With four catches for 33 yards, three punt returns for 38 yards (including a 23-yarder against Miami that set up the game-winning field goal), and four kickoff returns for a 19.8-yard average, the Irish already are getting dividends on their investment.
• Finke talked about the enthusiasm he has toward getting to perform against Army in the Alamodome Saturday, while sporting a new number (10) instead of 27 (he and Julian Love, who is also 27, are on the same special teams unit. Numbers can’t be duplicated on the field). He deciphered the difference between returning kickoffs and punts.

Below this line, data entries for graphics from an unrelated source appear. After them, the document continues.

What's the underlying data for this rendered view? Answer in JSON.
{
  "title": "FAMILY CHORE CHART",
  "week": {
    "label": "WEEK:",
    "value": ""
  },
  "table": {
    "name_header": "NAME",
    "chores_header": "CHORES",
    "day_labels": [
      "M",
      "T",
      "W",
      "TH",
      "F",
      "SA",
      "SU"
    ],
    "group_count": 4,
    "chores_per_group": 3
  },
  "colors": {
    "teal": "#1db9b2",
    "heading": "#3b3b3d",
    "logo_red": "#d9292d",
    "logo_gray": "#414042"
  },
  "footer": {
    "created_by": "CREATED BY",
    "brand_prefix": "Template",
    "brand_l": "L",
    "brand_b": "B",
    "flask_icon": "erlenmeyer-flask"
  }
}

“Kickoff is more scripted, who’s blocking who; run to a certain spot – if it’s there, it’s there; if it’s not, it’s not,” said Finke, who had to make an impact in special teams in high school (six returns for TDs as a senior) because he was a receiver in a run-predicated triple-option offense. “Punt return: You catch it, if there’s some space, you make something if you’ve got it; find your blocks.”
• He talked about being awarded a scholarship during preseason camp, and, with a laugh, being shunned by his walk-on “brothers” once it became official.
“I wasn’t necessarily surprised,” Finke said. “It was surreal. I definitely wasn’t expecting it. Coming in, my goal was to get (a scholarship) by my junior year. It’s nice to do that a year earlier than I planned. I was so grateful that the coaches, staff and my teammates recognized me for it.
“The current walk-ons gave me some (contrived grief for earning the scholarship). After (the announcement), I checked my phone. We have a (walk-on brotherhood) group chat. I saw I had been removed from it. It was pretty funny.”
• He talked about the lessons he’s learned from some special teams mistakes that have been made, like the time fellow punt returner C.J. Sanders allowed indecision to enter his play as he fumbled the ball into the end zone for a Miami touchdown.
“C.J.’s a great guy and a great player, one of my best friends on the team,” Finke said. “It’s a lesson for both of us that when we’re back there: Be decisive and we’ll be fine.”
• He talked about his sister who played Cosette in the Broadway play Les Miserables.
“My whole family, we went to New York (last) Christmas,” said Finke, who was sure to mention he had no talent in that area. “We saw her show. We got to go backstage. I got chills watching her do it, living out her dream.”
• And, he talked about his bird, Chirpie.
“I have a drawing class where I’m actually drawing pictures of him,” said Finke. “Chirpie flew away from his previous owner and landed in our neighborhood. By the time we found his previous owner, it’s a long story, but she let us keep him.”
Gotta love a good story about a boy and his bird.
And everything else that makes Finke unique.